Compulsive Gambling: Reviewing therapy treatments for pathological gambling.

BONE METABOLISM
Osteoporosis: Examining the effect of the hormone estrogen on the cells that build and break down bone.

CANCER
Breast Cancer: Nine studies under way, including one to evaluate the safety and effectiveness of two chemotherapy drugs for advanced breast cancer.

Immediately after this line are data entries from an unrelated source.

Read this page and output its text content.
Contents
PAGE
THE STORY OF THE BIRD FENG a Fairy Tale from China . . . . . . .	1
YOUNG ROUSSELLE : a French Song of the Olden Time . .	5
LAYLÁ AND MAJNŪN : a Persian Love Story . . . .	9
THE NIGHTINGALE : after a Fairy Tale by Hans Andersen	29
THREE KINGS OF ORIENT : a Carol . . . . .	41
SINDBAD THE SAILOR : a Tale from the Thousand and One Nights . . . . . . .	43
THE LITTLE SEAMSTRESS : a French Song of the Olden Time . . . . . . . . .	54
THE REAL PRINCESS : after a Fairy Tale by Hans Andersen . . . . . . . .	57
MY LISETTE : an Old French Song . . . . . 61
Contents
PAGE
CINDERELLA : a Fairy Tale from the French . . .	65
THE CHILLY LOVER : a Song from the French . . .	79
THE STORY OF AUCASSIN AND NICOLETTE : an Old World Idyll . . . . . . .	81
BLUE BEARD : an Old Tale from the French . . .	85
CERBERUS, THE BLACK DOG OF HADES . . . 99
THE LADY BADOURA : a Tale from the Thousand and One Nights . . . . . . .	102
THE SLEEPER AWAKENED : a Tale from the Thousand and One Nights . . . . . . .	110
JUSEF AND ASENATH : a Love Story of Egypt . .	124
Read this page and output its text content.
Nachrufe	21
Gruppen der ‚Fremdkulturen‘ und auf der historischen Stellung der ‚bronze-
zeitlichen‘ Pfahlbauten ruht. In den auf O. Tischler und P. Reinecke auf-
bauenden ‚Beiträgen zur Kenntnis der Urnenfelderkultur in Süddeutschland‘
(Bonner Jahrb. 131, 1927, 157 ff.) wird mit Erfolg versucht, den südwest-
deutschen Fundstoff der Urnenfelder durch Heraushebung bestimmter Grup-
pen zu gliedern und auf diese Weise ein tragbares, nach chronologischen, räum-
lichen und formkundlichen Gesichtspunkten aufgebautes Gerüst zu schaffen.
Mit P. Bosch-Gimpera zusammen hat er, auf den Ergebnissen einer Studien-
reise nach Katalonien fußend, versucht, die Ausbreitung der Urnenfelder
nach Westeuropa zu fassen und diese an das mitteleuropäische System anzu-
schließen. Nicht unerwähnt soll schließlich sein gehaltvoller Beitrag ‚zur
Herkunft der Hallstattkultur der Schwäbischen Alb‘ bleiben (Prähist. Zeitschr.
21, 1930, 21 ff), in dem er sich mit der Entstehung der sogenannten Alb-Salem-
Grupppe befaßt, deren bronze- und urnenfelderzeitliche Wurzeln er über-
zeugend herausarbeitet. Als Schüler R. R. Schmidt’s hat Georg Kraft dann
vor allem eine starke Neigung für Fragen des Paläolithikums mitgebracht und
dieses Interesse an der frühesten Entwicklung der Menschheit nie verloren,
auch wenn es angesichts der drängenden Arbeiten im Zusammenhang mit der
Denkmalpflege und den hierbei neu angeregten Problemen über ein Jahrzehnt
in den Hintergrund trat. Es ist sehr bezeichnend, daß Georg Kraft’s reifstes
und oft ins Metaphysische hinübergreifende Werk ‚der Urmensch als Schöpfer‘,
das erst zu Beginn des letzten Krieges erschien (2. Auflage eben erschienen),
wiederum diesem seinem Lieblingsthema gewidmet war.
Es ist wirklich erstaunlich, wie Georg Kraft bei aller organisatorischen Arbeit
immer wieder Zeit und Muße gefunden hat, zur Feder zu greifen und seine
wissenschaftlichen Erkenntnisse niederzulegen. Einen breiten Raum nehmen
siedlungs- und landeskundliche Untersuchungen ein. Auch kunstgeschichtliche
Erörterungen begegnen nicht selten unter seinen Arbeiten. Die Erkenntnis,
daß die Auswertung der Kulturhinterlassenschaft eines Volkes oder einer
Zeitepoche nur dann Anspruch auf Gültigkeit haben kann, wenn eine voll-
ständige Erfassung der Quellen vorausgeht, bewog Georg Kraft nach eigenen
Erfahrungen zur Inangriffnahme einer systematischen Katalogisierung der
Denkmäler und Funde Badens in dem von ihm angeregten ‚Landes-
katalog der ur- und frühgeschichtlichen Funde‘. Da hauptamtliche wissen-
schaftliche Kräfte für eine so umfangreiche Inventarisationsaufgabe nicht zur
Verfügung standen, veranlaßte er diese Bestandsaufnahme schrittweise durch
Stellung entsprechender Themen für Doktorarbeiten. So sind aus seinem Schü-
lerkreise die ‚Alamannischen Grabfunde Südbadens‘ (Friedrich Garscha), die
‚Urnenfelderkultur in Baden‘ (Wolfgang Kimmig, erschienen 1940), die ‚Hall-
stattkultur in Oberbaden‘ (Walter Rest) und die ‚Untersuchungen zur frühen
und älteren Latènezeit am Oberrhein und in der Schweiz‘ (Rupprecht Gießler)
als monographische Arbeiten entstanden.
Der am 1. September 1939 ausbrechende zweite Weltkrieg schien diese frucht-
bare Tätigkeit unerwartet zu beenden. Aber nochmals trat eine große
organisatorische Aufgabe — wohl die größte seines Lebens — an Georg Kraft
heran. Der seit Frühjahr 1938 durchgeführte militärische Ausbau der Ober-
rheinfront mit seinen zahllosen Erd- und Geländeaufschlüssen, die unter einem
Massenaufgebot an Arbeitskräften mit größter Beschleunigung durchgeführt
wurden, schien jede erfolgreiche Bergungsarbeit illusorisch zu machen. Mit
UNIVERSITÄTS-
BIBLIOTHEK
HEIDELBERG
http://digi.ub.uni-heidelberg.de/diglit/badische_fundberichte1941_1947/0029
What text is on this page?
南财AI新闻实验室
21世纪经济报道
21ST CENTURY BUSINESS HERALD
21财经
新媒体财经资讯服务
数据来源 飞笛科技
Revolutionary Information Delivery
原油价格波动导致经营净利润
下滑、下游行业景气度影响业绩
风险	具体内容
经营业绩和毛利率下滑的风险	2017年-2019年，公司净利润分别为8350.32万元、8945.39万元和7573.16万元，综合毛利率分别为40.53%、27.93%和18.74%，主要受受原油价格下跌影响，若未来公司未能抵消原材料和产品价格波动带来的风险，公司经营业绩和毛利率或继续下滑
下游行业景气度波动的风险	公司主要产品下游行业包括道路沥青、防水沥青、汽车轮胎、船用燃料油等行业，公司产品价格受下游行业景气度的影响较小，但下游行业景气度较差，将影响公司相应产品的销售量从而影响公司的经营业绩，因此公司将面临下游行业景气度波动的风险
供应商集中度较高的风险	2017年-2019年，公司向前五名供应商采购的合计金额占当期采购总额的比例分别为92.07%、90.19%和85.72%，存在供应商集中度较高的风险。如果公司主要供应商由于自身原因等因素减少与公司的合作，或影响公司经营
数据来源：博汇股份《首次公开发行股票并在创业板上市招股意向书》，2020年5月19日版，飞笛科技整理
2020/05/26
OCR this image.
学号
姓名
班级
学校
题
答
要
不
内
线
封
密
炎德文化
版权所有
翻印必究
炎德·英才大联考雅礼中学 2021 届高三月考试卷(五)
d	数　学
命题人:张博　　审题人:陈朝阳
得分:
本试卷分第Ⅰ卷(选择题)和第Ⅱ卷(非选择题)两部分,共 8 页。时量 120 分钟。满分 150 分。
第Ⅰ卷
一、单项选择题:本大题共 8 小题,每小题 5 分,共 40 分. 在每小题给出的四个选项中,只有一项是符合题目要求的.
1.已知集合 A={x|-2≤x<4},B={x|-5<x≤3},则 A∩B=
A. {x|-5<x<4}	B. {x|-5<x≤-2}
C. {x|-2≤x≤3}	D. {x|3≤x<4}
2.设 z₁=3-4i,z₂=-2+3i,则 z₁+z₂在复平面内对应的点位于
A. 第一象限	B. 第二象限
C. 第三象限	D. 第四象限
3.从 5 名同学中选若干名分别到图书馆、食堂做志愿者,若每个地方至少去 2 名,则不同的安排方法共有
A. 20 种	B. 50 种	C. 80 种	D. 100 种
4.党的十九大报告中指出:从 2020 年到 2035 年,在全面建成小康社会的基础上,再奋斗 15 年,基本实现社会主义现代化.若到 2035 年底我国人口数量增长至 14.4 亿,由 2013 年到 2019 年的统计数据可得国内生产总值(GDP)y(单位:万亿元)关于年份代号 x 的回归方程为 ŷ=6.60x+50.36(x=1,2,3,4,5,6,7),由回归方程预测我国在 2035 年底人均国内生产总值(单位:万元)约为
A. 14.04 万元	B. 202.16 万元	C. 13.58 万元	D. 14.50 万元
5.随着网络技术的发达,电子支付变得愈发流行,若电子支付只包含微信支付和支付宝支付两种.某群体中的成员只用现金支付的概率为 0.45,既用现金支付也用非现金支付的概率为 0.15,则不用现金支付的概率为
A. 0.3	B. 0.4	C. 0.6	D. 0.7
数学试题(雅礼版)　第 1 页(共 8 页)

Another will determine if a new drug can reduce the recurrence of breast cancer.

Cervical Cancer: Testing whether injections of an investigational vaccine can stimulate the immune system to react with a certain type of human papillomavirus (HPV).

Colorectal Cancer: Two chemotherapy/radiation therapy treatments for rectal cancer to see positive results and what side effects, if any, the therapies produce.

Lung Cancer: Studying whether dietary supplementation with selenium, a normally occurring trace element in humans, will help prevent a recurrence of cancer following complete surgical removal of the tumor.

Melanoma: Three investigations are underway, including one for a drug based on a substance normally produced by the body’s immune system and used with early melanoma that is removed surgically.

Prostate Cancer: Four studies, including a pilot study of bone health in men over age 60 years who are receiving injections as treatment for prostate cancer.

CARDIOLOGY
Hypertension: Postmenopausal women ages 45-75 years are using a new hormone replacement therapy that may also help to lower blood pressure.

INFECTIOUS DISEASE
Adult HIV: A large trial that compares two strategies for management of anti-retroviral therapy.

ORAL DISEASES
Oral Mucositis: Testing the effectiveness of an investigational new drug to reduce the severity of mouth sores caused by radiation therapy.

RHEUMATIC DISEASES
Osteoarthritis: Determining the effectiveness of three injections of a viscosupplement in reducing pain and restoring function to anyone with osteoarthritis of the shoulder.

Scleroderma: Patients with painful finger ulcers are being studied to see whether a new medication will promote healing of the ulcer over a certain time period.

SURGERY
Angioplasty: Testing the safety and effectiveness of a drug in keeping the leg arteries open after a successful angioplasty in men and women 40 years of age or older who have been diagnosed with peripheral arterial disease.

OTHER
Anterior Cruciate Ligament: Seeking a possible cause of anterior cruciate ligament (ACL) tears in women by testing the looseness of the ACL and comparing it to hormone levels in the blood.

Chronic Bronchitis: Determining the safety and effectiveness of a high-dose, short-course of one drug in comparison with two other drugs in men and women at least 18 years of age who have an acute exacerbation of chronic bronchitis.

Hepatitis B: Using an experimental drug for chronic hepatitis B for patients who are resistant to other drugs and who have decompensated liver disease.

Parkinson’s Disease: Determining whether a new medication will help to delay or stop some types of cell death believed to be involved in the development of Parkinson’s Disease.